Писатель, поэт и публицист – о том, почему через три года Россия будет другой страной

Дмитрий Быков
Фото: Андрей Лунин
Дмитрий Быков

В беседе с Forbes Kazakhstan, организованной при помощи проекта «Лекторий.кз», Дмитрий Быков оценивает последствия развала СССР, рассказывает о русской национальной идее и объясняет, чем Россия 2016 года повторяет себя столетней давности.

О старике из Джезказгана

В первый раз в Казахстан я попал в конце 1990-х, как журналист. Тогда в Джезказгане жил, на мой взгляд, очень серьезный поэт – Юрий Грунин (умер в 2014 году в возрасте 92 лет. – Прим. ред.), человек трагической судьбы. Сам из Ульяновска, попал в плен под Смоленском, пробыл там три года и написал совершенно гениальные стихи, они потом вышли сборником «Пелена плена». Затем попал уже в советский лагерь, в Джезказган, на медные рудники, участвовал в знаменитом Кенгирском восстании. Он посылал свои тексты Твардовскому, получил очень ободряющее письмо, но с вердиктом «пока не время». Слуцкий пытался его напечатать, но тоже ничего не вышло. Его стихи я нашел в почте «Собеседника» (Быков там работает с 1985 года. – Прим. ред.), среди выброшенных писем. Они меня потрясли. Оказывается, живет такой старик в Казахстане, пишет гениальные вещи…

Хотел к нему ехать, в 1990-е это была довольно дорогая поездка, редакция не могла ее оплатить. В Джезказган самолет летал раз в неделю, обратно надо было ехать автобусом до Караганды, потом поездом до Алматы и уже оттуда в Москву. Я пришел к Новелле Матвеевой, моему литературному учителю. Она сказала: «Как раз получила гонорар за книгу, берите, потом отдадите, это дело бого­угодное». В итоге провел у Грунина в Джезказгане сутки за разговорами. Он открылся как человек феноменально интересный – еще был художником, архитектором. Такой аристократичный, ничего, кроме белого вина. Как многие лагерники, не мог жить с семьей.

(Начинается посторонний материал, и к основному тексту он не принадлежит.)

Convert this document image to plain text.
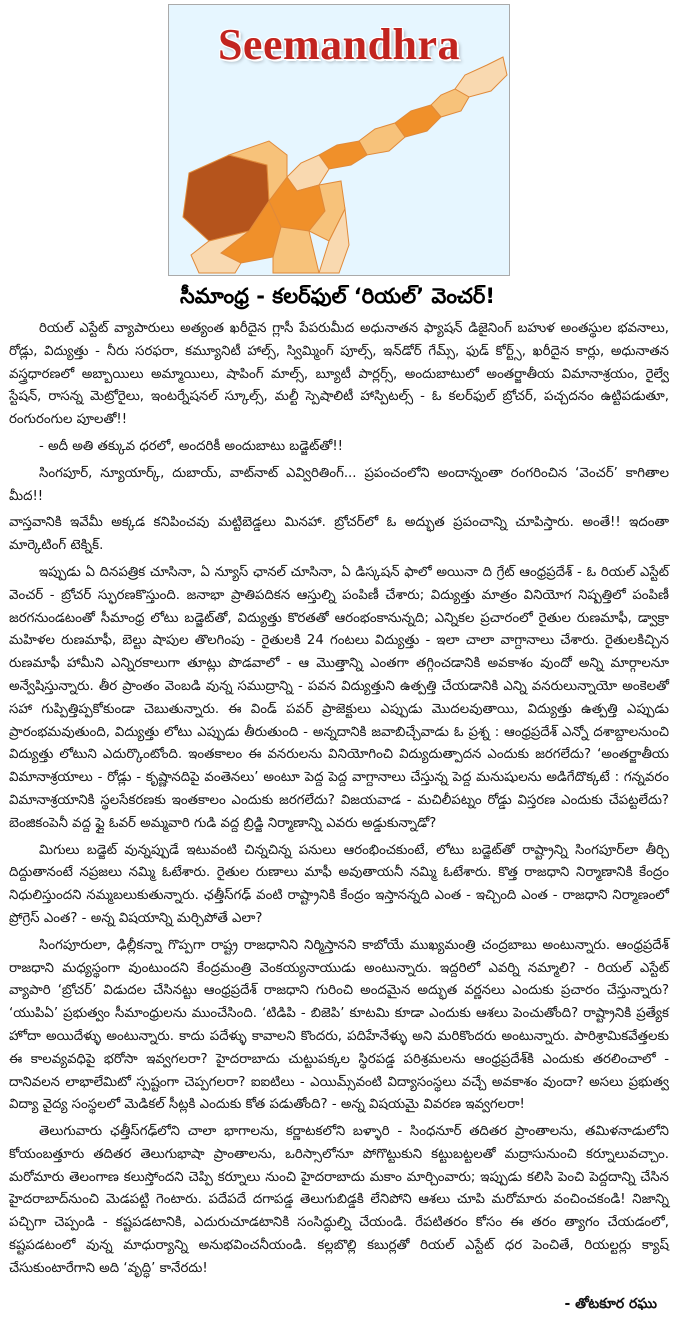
Seemandhra
సీమాంధ్ర - కలర్‌ఫుల్ ‘రియల్’ వెంచర్!

రియల్ ఎస్టేట్ వ్యాపారులు అత్యంత ఖరీదైన గ్లాసీ పేపరుమీద అధునాతన ఫ్యాషన్ డిజైనింగ్ బహుళ అంతస్థుల భవనాలు, రోడ్లు, విద్యుత్తు - నీరు సరఫరా, కమ్యూనిటీ హాల్స్, స్విమ్మింగ్ పూల్స్, ఇన్‌డోర్ గేమ్స్, ఫుడ్ కోర్ట్స్, ఖరీదైన కార్లు, అధునాతన వస్త్రధారణలో అబ్బాయిలు అమ్మాయిలు, షాపింగ్ మాల్స్, బ్యూటీ పార్లర్స్, అందుబాటులో అంతర్జాతీయ విమానాశ్రయం, రైల్వే స్టేషన్, రాసన్న మెట్రోరైలు, ఇంటర్నేషనల్ స్కూల్స్, మల్టీ స్పెషాలిటీ హాస్పిటల్స్ - ఓ కలర్‌ఫుల్ బ్రోచర్, పచ్చదనం ఉట్టిపడుతూ, రంగురంగుల పూలతో!!

- అదీ అతి తక్కువ ధరలో, అందరికీ అందుబాటు బడ్జెట్‌తో!!

సింగపూర్, న్యూయార్క్, దుబాయ్, వాట్‌నాట్ ఎవ్విరితింగ్... ప్రపంచంలోని అందాన్నంతా రంగరించిన ‘వెంచర్’ కాగితాల మీద!!

వాస్తవానికి ఇవేమీ అక్కడ కనిపించవు మట్టిబెడ్డలు మినహా. బ్రోచర్‌లో ఓ అద్భుత ప్రపంచాన్ని చూపిస్తారు. అంతే!! ఇదంతా మార్కెటింగ్ టెక్నిక్.

ఇప్పుడు ఏ దినపత్రిక చూసినా, ఏ న్యూస్ ఛానల్ చూసినా, ఏ డిస్కషన్ ఫాలో అయినా ది గ్రేట్ ఆంధ్రప్రదేశ్ - ఓ రియల్ ఎస్టేట్ వెంచర్ - బ్రోచర్ స్ఫురణకొస్తుంది. జనాభా ప్రాతిపదికన ఆస్తుల్ని పంపిణీ చేశారు; విద్యుత్తు మాత్రం వినియోగ నిష్పత్తిలో పంపిణీ జరగనుండటంతో సీమాంధ్ర లోటు బడ్జెట్‌తో, విద్యుత్తు కొరతతో ఆరంభంకానున్నది; ఎన్నికల ప్రచారంలో రైతుల రుణమాఫీ, డ్వాక్రా మహిళల రుణమాఫీ, బెల్టు షాపుల తొలగింపు - రైతులకి 24 గంటలు విద్యుత్తు - ఇలా చాలా వాగ్దానాలు చేశారు. రైతులకిచ్చిన రుణమాఫీ హామీని ఎన్నిరకాలుగా తూట్లు పొడవాలో - ఆ మొత్తాన్ని ఎంతగా తగ్గించడానికి అవకాశం వుందో అన్ని మార్గాలనూ అన్వేషిస్తున్నారు. తీర ప్రాంతం వెంబడి వున్న సముద్రాన్ని - పవన విద్యుత్తుని ఉత్పత్తి చేయడానికి ఎన్ని వనరులున్నాయో అంకెలతో సహా గుప్పిత్తిప్పకోకుండా చెబుతున్నారు. ఈ విండ్ పవర్ ప్రాజెక్టులు ఎప్పుడు మొదలవుతాయి, విద్యుత్తు ఉత్పత్తి ఎప్పుడు ప్రారంభమవుతుంది, విద్యుత్తు లోటు ఎప్పుడు తీరుతుంది - అన్నదానికి జవాబిచ్చేవాడు ఓ ప్రశ్న : ఆంధ్రప్రదేశ్ ఎన్నో దశాబ్దాలనుంచి విద్యుత్తు లోటుని ఎదుర్కొంటోంది. ఇంతకాలం ఈ వనరులను వినియోగించి విద్యుదుత్పాదన ఎందుకు జరగలేదు? ‘అంతర్జాతీయ విమానాశ్రయాలు - రోడ్లు - కృష్ణానదిపై వంతెనలు’ అంటూ పెద్ద పెద్ద వాగ్దానాలు చేస్తున్న పెద్ద మనుషులను అడిగేదొక్కటే : గన్నవరం విమానాశ్రయానికి స్థలసేకరణకు ఇంతకాలం ఎందుకు జరగలేదు? విజయవాడ - మచిలీపట్నం రోడ్డు విస్తరణ ఎందుకు చేపట్టలేదు? బెంజికంపెనీ వద్ద ఫ్లై ఓవర్ అమ్మవారి గుడి వద్ద బ్రిడ్జి నిర్మాణాన్ని ఎవరు అడ్డుకున్నాడో?

మిగులు బడ్జెట్ వున్నప్పుడే ఇటువంటి చిన్నచిన్న పనులు ఆరంభించకుంటే, లోటు బడ్జెట్‌తో రాష్ట్రాన్ని సింగపూర్‌లా తీర్చి దిద్దుతానంటే నప్రజలు నమ్మి ఓటేశారు. రైతుల రుణాలు మాఫీ అవుతాయనీ నమ్మి ఓటేశారు. కొత్త రాజధాని నిర్మాణానికి కేంద్రం నిధులిస్తుందని నమ్మబలుకుతున్నారు. ఛత్తీస్‌గఢ్ వంటి రాష్ట్రానికి కేంద్రం ఇస్తానన్నది ఎంత - ఇచ్చింది ఎంత - రాజధాని నిర్మాణంలో ప్రోగ్రెస్ ఎంత? - అన్న విషయాన్ని మర్చిపోతే ఎలా?

సింగపూరులా, ఢిల్లీకన్నా గొప్పగా రాష్ట్ర రాజధానిని నిర్మిస్తానని కాబోయే ముఖ్యమంత్రి చంద్రబాబు అంటున్నారు. ఆంధ్రప్రదేశ్ రాజధాని మధ్యస్థంగా వుంటుందని కేంద్రమంత్రి వెంకయ్యనాయుడు అంటున్నారు. ఇద్దరిలో ఎవర్ని నమ్మాలి? - రియల్ ఎస్టేట్ వ్యాపారి ‘బ్రోచర్’ విడుదల చేసినట్టు ఆంధ్రప్రదేశ్ రాజధాని గురించి అందమైన అద్భుత వర్ణనలు ఎందుకు ప్రచారం చేస్తున్నారు? ‘యుపిఏ’ ప్రభుత్వం సీమాంధ్రులను ముంచేసింది. ‘టిడిపి - బిజెపి’ కూటమి కూడా ఎందుకు ఆశలు పెంచుతోంది? రాష్ట్రానికి ప్రత్యేక హోదా అయిదేళ్ళు అంటున్నారు. కాదు పదేళ్ళు కావాలని కొందరు, పదిహేనేళ్ళు అని మరికొందరు అంటున్నారు. పారిశ్రామికవేత్తలకు ఈ కాలవ్యవధిపై భరోసా ఇవ్వగలరా? హైదరాబాదు చుట్టుపక్కల స్థిరపడ్డ పరిశ్రమలను ఆంధ్రప్రదేశ్‌కి ఎందుకు తరలించాలో - దానివలన లాభాలేమిటో స్పష్టంగా చెప్పగలరా? ఐఐటిలు - ఎయిమ్స్‌వంటి విద్యాసంస్థలు వచ్చే అవకాశం వుందా? అసలు ప్రభుత్వ విద్యా వైద్య సంస్థలలో మెడికల్ సీట్లకి ఎందుకు కోత పడుతోంది? - అన్న విషయమై వివరణ ఇవ్వగలరా!

తెలుగువారు ఛత్తీస్‌గఢ్‌లోని చాలా భాగాలను, కర్ణాటకలోని బళ్ళారి - సింధనూర్ తదితర ప్రాంతాలను, తమిళనాడులోని కోయంబత్తూరు తదితర తెలుగుభాషా ప్రాంతాలను, ఒరిస్సాలోనూ పోగొట్టుకుని కట్టుబట్టలతో మద్రాసునుంచి కర్నూలువచ్చాం. మరోమారు తెలంగాణ కలుస్తోందని చెప్పి కర్నూలు నుంచి హైదరాబాదు మకాం మార్చింవారు; ఇప్పుడు కలిసి పెంచి పెద్దదాన్ని చేసిన హైదరాబాద్‌నుంచి మెడపట్టి గెంటారు. పదేపదే దగాపడ్డ తెలుగుబిడ్డకి లేనిపోని ఆశలు చూపి మరోమారు వంచించకండి! నిజాన్ని పచ్చిగా చెప్పండి - కష్టపడటానికి, ఎదురుచూడటానికి సంసిద్ధుల్ని చేయండి. రేపటితరం కోసం ఈ తరం త్యాగం చేయడంలో, కష్టపడటంలో వున్న మాధుర్యాన్ని అనుభవించనీయండి. కల్లబొల్లి కబుర్లతో రియల్ ఎస్టేట్ ధర పెంచితే, రియల్టర్లు క్యాష్ చేసుకుంటారేగాని అది ‘వృద్ధి’ కానేరదు!

- తోటకూర రఘు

Были жена, дети, но они жили отдельно.

Я его издал в Москве, потом стихи печатал «Новый мир», и он стал довольно знаменит. Евтушенко отобрал Грунина для «Строф века».

Поминать поименно – не сыщешь имен
для воздания дани плененным,
коль итог этот горестный – всех, кто пленен, –
подкатился к шести миллионам.

Мы – голодная армия пленных рабов,
обездоленных душ, нумерованных лбов.
Нас две трети погибнет в плену.
А которые пережили войну,
нам и это поставят в вину.

Я давно не стою в подневольном строю.
Доживаю свой век в Казахстане я.
На руинах Степлага, как в храме, стою,
восстанавливаю восстание:
здесь дежурили с пиками патрули,
а потом, через сорок суток блокады,
здесь бригады вставали на баррикады –
и от пуль полегали в пыли
аннулированные нули.

Никого не кляну, покаяний не жду.
Неприкаянный, окаянный,
я пишу это все в девяностом году,
неопознанный нуль безымянный.

О казахской волне

Когда к вам приехал Соловьев (Сергей Соловьев, известный российский режиссер. – Прим. ред.) и создал «казахскую новую волну», это был самый успешный творческий эксперимент на всем постсоветском пространстве. Эдакий безумный кинематограф… А вот Бахыт Килибаев, на мой взгляд, как режиссер не реализовался, зато писатель настоящий. Его «Громовы» – это великий роман и лучший сценарий, который приходилось читать. Считаю трагедией, что Килибаев живет теперь в Лондоне. Он должен быть здесь. Писателю не все равно, где жить.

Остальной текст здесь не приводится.